Distribution of individual calf scores on Factor 1 (‘Eating’) of the Food Neophobia PCA plotted against each factor of the Novelty PCA: (A) Factor 1 (‘Bold’), (B) Factor 2 (‘Exploratory’), and (C) Factor 3 (‘Active’). The linear regression trendline for each plot is presented (solid black line = significant regression, P < 0.05; dotted line = non-significant regression, P > 0.05).
Distribution of individual calf scores on Factor 2 (‘Inspecting’) of the Food Neophobia PCA plotted against each factor of the Novelty PCA: (A) Factor 1 (‘Bold’), (B) Factor 2 (‘Exploratory’), and (C) Factor 3 (‘Active’). The linear regression trendline for each plot is presented (solid black line = significant regression, P < 0.05; dotted line = non-significant regression, P > 0.05).

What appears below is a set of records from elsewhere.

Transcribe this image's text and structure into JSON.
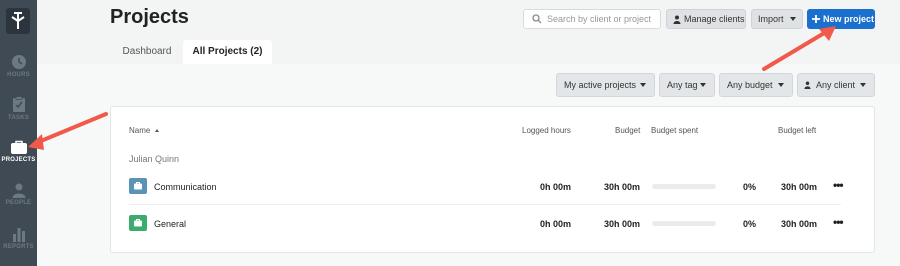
{
  "sidebar": {
    "items": [
      {
        "label": "HOURS",
        "icon": "clock-icon"
      },
      {
        "label": "TASKS",
        "icon": "clipboard-check-icon"
      },
      {
        "label": "PROJECTS",
        "icon": "briefcase-icon"
      },
      {
        "label": "PEOPLE",
        "icon": "person-icon"
      },
      {
        "label": "REPORTS",
        "icon": "bar-chart-icon"
      }
    ]
  },
  "header": {
    "title": "Projects",
    "search_placeholder": "Search by client or project",
    "manage_clients": "Manage clients",
    "import": "Import",
    "new_project": "New project"
  },
  "tabs": [
    {
      "label": "Dashboard"
    },
    {
      "label": "All Projects (2)"
    }
  ],
  "filters": {
    "active": "My active projects",
    "tag": "Any tag",
    "budget": "Any budget",
    "client": "Any client"
  },
  "table": {
    "columns": {
      "name": "Name",
      "logged": "Logged hours",
      "budget": "Budget",
      "spent": "Budget spent",
      "left": "Budget left"
    },
    "group": "Julian Quinn",
    "rows": [
      {
        "name": "Communication",
        "logged": "0h 00m",
        "budget": "30h 00m",
        "spent_pct": "0%",
        "spent_fraction": 0,
        "left": "30h 00m"
      },
      {
        "name": "General",
        "logged": "0h 00m",
        "budget": "30h 00m",
        "spent_pct": "0%",
        "spent_fraction": 0,
        "left": "30h 00m"
      }
    ]
  },
  "colors": {
    "sidebar_bg": "#3f4a54",
    "primary": "#1a6fcf",
    "annotation_arrow": "#f15a4a",
    "project_communication": "#5b93b7",
    "project_general": "#3dab6e"
  }
}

Distribution of individual calf scores on Factor 3 (‘Avoidance’) of the Food Neophobia PCA plotted against each factor of the Novelty PCA: (A) Factor 1 (‘Bold’), (B) Factor 2 (‘Exploratory’), and (C) Factor 3 (‘Active’). The linear regression trendline for each plot is presented (solid black line = significant regression, P < 0.05; dotted line = non-significant regression, P > 0.05).
Discussion
This study investigated the relationship between behaviours expressed during exposure to a novel food versus exposure to an open field, novel object and novel human, and if these behavioural responses reflected boldness and exploratory personality traits. We found that behaviours in the novel object and novel human tests were well correlated, reflecting a boldness personality trait, and that behaviours in the open field test were not correlated with the novel object and novel human tests, reflecting exploration and activity personality traits. While correlated sets of behaviours in the food neophobia test did not predict scores for the boldness or exploratory personality traits measured in the traditional tests, some behaviours in the food neophobia test did predict scores for the activity personality trait. This result indicates that when calves are faced with a novel food, their behavioural responses may not reflect boldness or exploratory traits, and may instead reflect a different personality trait or they may be context-specific. We discuss explanations for these findings in light of the limitations of our study.

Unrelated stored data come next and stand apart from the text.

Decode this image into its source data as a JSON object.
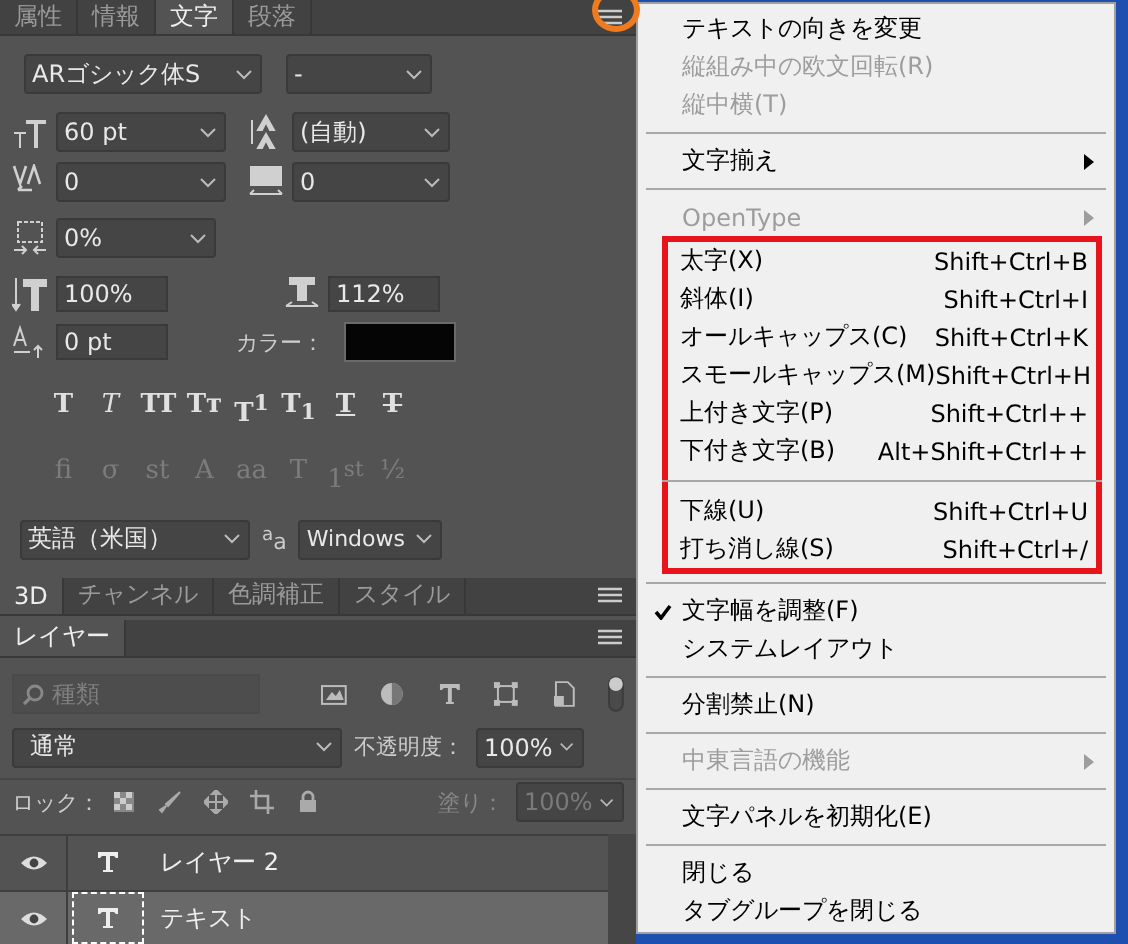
{
  "character_panel": {
    "tabs": [
      {
        "label": "属性",
        "selected": false
      },
      {
        "label": "情報",
        "selected": false
      },
      {
        "label": "文字",
        "selected": true
      },
      {
        "label": "段落",
        "selected": false
      }
    ],
    "menu_button_circled": true,
    "font_family": "ARゴシック体S",
    "font_style": "-",
    "size": "60 pt",
    "leading": "(自動)",
    "kerning": "0",
    "tracking": "0",
    "tsume": "0%",
    "vertical_scale": "100%",
    "horizontal_scale": "112%",
    "baseline_shift": "0 pt",
    "color_label": "カラー：",
    "style_buttons": [
      {
        "glyph": "T",
        "kind": "bold"
      },
      {
        "glyph": "T",
        "kind": "italic"
      },
      {
        "glyph": "TT",
        "kind": "caps"
      },
      {
        "glyph": "Tᴛ",
        "kind": "smallcaps"
      },
      {
        "glyph": "T$^{1}$",
        "kind": "plain"
      },
      {
        "glyph": "T$_{1}$",
        "kind": "plain"
      },
      {
        "glyph": "T",
        "kind": "underline"
      },
      {
        "glyph": "T",
        "kind": "strike"
      }
    ],
    "opentype_buttons": [
      {
        "glyph": "fi",
        "disabled": true
      },
      {
        "glyph": "σ",
        "disabled": true
      },
      {
        "glyph": "st",
        "disabled": true
      },
      {
        "glyph": "A",
        "disabled": true
      },
      {
        "glyph": "aa",
        "disabled": true
      },
      {
        "glyph": "T",
        "disabled": true
      },
      {
        "glyph": "1$^{st}$",
        "disabled": true
      },
      {
        "glyph": "½",
        "disabled": true
      }
    ],
    "language": "英語（米国）",
    "antialias_glyph": "$^{a}$a",
    "antialias": "Windows"
  },
  "lower_tabs": [
    {
      "label": "3D",
      "selected": true
    },
    {
      "label": "チャンネル",
      "selected": false
    },
    {
      "label": "色調補正",
      "selected": false
    },
    {
      "label": "スタイル",
      "selected": false
    }
  ],
  "layers_panel": {
    "tabs": [
      {
        "label": "レイヤー",
        "selected": true
      }
    ],
    "filter_placeholder": "種類",
    "blend_mode": "通常",
    "opacity_label": "不透明度：",
    "opacity": "100%",
    "lock_label": "ロック：",
    "fill_label": "塗り：",
    "fill": "100%",
    "fill_disabled": true,
    "layers": [
      {
        "name": "レイヤー 2",
        "visible": true,
        "selected": false
      },
      {
        "name": "テキスト",
        "visible": true,
        "selected": true
      }
    ]
  },
  "menu": {
    "groups": [
      {
        "framed": false,
        "entries": [
          {
            "kind": "item",
            "label": "テキストの向きを変更",
            "disabled": false,
            "checked": false
          },
          {
            "kind": "item",
            "label": "縦組み中の欧文回転(R)",
            "disabled": true,
            "checked": false
          },
          {
            "kind": "item",
            "label": "縦中横(T)",
            "disabled": true,
            "checked": false
          },
          {
            "kind": "separator"
          },
          {
            "kind": "submenu",
            "label": "文字揃え",
            "disabled": false,
            "checked": false
          },
          {
            "kind": "separator"
          },
          {
            "kind": "submenu",
            "label": "OpenType",
            "disabled": true,
            "checked": false
          }
        ]
      },
      {
        "framed": true,
        "entries": [
          {
            "kind": "item",
            "label": "太字(X)",
            "shortcut": "Shift+Ctrl+B",
            "disabled": false,
            "checked": false
          },
          {
            "kind": "item",
            "label": "斜体(I)",
            "shortcut": "Shift+Ctrl+I",
            "disabled": false,
            "checked": false
          },
          {
            "kind": "item",
            "label": "オールキャップス(C)",
            "shortcut": "Shift+Ctrl+K",
            "disabled": false,
            "checked": false
          },
          {
            "kind": "item",
            "label": "スモールキャップス(M)",
            "shortcut": "Shift+Ctrl+H",
            "disabled": false,
            "checked": false
          },
          {
            "kind": "item",
            "label": "上付き文字(P)",
            "shortcut": "Shift+Ctrl++",
            "disabled": false,
            "checked": false
          },
          {
            "kind": "item",
            "label": "下付き文字(B)",
            "shortcut": "Alt+Shift+Ctrl++",
            "disabled": false,
            "checked": false
          },
          {
            "kind": "separator"
          },
          {
            "kind": "item",
            "label": "下線(U)",
            "shortcut": "Shift+Ctrl+U",
            "disabled": false,
            "checked": false
          },
          {
            "kind": "item",
            "label": "打ち消し線(S)",
            "shortcut": "Shift+Ctrl+/",
            "disabled": false,
            "checked": false
          }
        ]
      },
      {
        "framed": false,
        "entries": [
          {
            "kind": "separator"
          },
          {
            "kind": "item",
            "label": "文字幅を調整(F)",
            "disabled": false,
            "checked": true
          },
          {
            "kind": "item",
            "label": "システムレイアウト",
            "disabled": false,
            "checked": false
          },
          {
            "kind": "separator"
          },
          {
            "kind": "item",
            "label": "分割禁止(N)",
            "disabled": false,
            "checked": false
          },
          {
            "kind": "separator"
          },
          {
            "kind": "submenu",
            "label": "中東言語の機能",
            "disabled": true,
            "checked": false
          },
          {
            "kind": "separator"
          },
          {
            "kind": "item",
            "label": "文字パネルを初期化(E)",
            "disabled": false,
            "checked": false
          },
          {
            "kind": "separator"
          },
          {
            "kind": "item",
            "label": "閉じる",
            "disabled": false,
            "checked": false
          },
          {
            "kind": "item",
            "label": "タブグループを閉じる",
            "disabled": false,
            "checked": false
          }
        ]
      }
    ]
  }
}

We observed considerable variation among calves in response to the novel food, including latency to approach (range: 2 s to 20 min), time spent inspecting (range: 0.2 to 35% of the 30 min testing period), and food intake (range: 0 to 400 g). This variability reflects individual differences in responses to a novel food and aligns with the findings of other studies showing reluctance to eat a novel food in young23 and mature dairy cattle22,35. These behavioural differences in the food neophobia test likely stem from individual differences in both fear and interest in novelty. Exposure to novel foods is thought to involve two types of neophobia: fear or interest in the novel food, and hesitancy to incorporate the novel food into the regular diet18,24. We frame the discussion of our results around how these elements of food neophobia relate to behavioural responses toward novelty or challenge in other contexts.
The appearance of the novel food may elicit behavioural responses that reflect a type of object neophobia (aversion or avoidance of novelty)18. For instance, responses toward novel objects and novel foods were well correlated in deer41 and sparrows42; thus we expected that the initial response of calves toward the novel food (measured as latency to approach and eat the novel food) would predict scores for the boldness personality trait derived from the novel object and novel human tests. We found that latencies to approach and eat the novel food were correlated, forming their own factor following data-reduction in the PCA (which we interpreted as ‘avoidance’), but this set of behaviours did not predict boldness during novel object and novel human tests. Herskin et al.35 also reported no consistency in behavioural responses between novel food, novel object and novel human tests in mature cattle. These authors argued that the novel food elicited a stronger behavioural response compared to presentation of their usual food, and that the novel object or human in their study may not have been fear inducing. Herskin et al.35 housed cows in tie-stalls, which likely limited behavioural expression when exposed to these stimuli. Other work has reported a negative correlation between latencies to approach a novel food and a novel object43. Together this work suggests that these ‘avoidance’ behaviours in the food neophobia test may reflect an underlying trait that is unrelated to other behaviours expressed during the food neophobia test, and unrelated to boldness measured in other novel contexts.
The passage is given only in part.